Hang Su, Jun Luo, Chang Liu, Xiao Yang, Yichi Zhang, Yinpeng Dong, Jun Zhu

Outline

This paper addresses the emergence of autonomous AI agents and the resulting new security threats. The advancement of large-scale language models (LLMs) has led to the emergence of autonomous AI agents that perform perception, reasoning, and action in dynamic and open environments. These agents represent a paradigm shift from static reasoning systems to interactive and memory-enhanced entities, but they also introduce new security risks such as memory poisoning, tool misuse, reward hacking, and emergent mismatch that go beyond the threat models of existing systems or standalone LLMs.
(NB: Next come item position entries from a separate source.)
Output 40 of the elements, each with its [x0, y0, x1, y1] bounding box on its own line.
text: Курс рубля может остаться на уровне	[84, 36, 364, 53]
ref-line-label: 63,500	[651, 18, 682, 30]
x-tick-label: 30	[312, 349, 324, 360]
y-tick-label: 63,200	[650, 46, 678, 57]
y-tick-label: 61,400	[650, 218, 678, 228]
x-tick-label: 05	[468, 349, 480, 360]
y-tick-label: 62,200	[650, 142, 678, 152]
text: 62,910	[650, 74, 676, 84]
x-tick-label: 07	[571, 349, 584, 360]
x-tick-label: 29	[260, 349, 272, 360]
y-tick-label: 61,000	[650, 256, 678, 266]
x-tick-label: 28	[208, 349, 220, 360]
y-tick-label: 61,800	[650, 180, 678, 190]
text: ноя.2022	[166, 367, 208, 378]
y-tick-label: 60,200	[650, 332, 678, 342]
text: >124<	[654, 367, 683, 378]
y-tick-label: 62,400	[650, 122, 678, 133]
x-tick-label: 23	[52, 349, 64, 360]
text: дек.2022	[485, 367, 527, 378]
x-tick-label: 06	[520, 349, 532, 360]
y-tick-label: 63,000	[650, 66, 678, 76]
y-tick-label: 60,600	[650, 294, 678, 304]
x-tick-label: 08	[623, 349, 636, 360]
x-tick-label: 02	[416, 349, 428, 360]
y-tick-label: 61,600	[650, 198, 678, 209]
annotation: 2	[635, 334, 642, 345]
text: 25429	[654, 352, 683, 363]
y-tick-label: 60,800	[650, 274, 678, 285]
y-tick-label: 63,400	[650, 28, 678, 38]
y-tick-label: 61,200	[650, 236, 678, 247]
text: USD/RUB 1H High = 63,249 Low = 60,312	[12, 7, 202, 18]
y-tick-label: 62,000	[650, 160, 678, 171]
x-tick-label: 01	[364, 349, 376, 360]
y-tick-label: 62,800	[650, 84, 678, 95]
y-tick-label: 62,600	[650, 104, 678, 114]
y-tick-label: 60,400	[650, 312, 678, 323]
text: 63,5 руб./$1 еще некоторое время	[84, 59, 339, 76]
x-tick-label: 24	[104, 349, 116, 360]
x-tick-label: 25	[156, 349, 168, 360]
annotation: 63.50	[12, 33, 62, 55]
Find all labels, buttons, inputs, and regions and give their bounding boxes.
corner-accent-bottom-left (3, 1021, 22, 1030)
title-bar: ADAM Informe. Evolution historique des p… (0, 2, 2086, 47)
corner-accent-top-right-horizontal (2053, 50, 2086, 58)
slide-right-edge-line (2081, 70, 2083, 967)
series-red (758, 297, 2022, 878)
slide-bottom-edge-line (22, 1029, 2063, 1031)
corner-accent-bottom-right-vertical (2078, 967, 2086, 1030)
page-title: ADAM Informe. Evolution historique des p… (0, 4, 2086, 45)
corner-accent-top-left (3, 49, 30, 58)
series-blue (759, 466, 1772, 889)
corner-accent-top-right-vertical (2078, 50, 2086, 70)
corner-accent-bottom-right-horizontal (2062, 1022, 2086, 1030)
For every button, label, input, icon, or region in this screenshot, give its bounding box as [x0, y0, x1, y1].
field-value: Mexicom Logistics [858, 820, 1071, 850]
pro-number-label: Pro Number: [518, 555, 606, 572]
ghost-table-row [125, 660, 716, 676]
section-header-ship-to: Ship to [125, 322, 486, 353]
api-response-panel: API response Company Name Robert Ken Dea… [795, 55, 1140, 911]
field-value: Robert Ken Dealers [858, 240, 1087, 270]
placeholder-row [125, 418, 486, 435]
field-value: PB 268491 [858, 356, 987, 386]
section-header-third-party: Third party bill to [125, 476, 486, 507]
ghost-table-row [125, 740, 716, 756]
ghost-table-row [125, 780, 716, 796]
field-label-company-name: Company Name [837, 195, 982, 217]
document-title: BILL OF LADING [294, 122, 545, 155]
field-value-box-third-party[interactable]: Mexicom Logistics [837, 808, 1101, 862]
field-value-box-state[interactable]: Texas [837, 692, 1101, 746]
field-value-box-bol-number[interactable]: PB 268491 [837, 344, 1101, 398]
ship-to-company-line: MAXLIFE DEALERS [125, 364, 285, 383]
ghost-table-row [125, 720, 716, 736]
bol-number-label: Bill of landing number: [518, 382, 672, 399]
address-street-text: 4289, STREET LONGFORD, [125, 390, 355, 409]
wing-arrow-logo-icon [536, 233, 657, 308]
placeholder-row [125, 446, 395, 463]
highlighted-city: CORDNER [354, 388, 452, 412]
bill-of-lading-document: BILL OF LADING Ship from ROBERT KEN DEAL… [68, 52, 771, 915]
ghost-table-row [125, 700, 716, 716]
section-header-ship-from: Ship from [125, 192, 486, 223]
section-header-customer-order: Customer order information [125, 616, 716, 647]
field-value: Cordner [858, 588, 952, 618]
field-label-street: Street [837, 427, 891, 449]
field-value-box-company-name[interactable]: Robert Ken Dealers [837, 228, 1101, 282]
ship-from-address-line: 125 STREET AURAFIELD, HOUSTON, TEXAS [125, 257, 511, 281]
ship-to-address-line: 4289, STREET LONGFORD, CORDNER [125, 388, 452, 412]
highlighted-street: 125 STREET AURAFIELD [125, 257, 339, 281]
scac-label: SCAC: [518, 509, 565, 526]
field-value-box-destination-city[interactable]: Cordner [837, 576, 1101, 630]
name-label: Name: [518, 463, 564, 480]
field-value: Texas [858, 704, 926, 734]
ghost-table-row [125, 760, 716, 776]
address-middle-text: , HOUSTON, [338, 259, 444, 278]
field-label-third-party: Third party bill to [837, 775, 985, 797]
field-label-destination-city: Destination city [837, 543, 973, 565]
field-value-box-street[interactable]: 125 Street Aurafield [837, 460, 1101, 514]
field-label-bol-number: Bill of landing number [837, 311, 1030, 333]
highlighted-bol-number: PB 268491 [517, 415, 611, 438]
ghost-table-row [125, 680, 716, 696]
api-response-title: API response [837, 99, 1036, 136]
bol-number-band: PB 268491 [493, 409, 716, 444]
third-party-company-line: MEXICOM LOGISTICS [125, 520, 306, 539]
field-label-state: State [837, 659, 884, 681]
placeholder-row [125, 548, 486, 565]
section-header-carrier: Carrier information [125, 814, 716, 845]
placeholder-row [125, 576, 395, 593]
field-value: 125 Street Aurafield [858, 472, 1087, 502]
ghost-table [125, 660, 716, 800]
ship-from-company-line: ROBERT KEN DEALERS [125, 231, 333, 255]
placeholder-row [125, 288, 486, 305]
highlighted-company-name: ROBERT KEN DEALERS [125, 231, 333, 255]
In this paper, we investigate the structural foundations and core features of long-term memory retention, modular tool use, recursive planning, and reflective reasoning that enhance the level of agent autonomy, and analyze security vulnerabilities across the agent stack, such as delayed decision risks, irreversible tool chains, and deceptive behavior due to internal state changes or value mismatches. In addition, we systematically review recent defense strategies deployed at various autonomy layers, such as input sanitization, memory lifecycle control, constrained decision making, structured tool invocation, and self-reflection, and introduce a reflective risk-aware agent architecture (R2A2) based on the constrained Markov decision process (CMDP). R2A2 integrates risk-aware world modeling, meta-policy adaptation, and joint reward-risk optimization to enable principled, proactive safety throughout the agent's decision-making loop.

Takeaways, Limitations

Takeaways:
We present a novel security threat model for autonomous AI agents and provide a systematic analysis of it.
We comprehensively review defensive strategies that operate at different levels of autonomy.
We propose a new agent architecture (R2A2) that takes risk awareness and safety into account.
Limitations:
There is a lack of experimental verification of the actual effectiveness and performance of the R2A2 architecture.
The types and scope of threats posed by emerging autonomous AI agents are so broad that it may not be possible to comprehensively address all risks.
There may be a lack of discussion about the difficulties of practical implementation and application of the proposed defense strategies.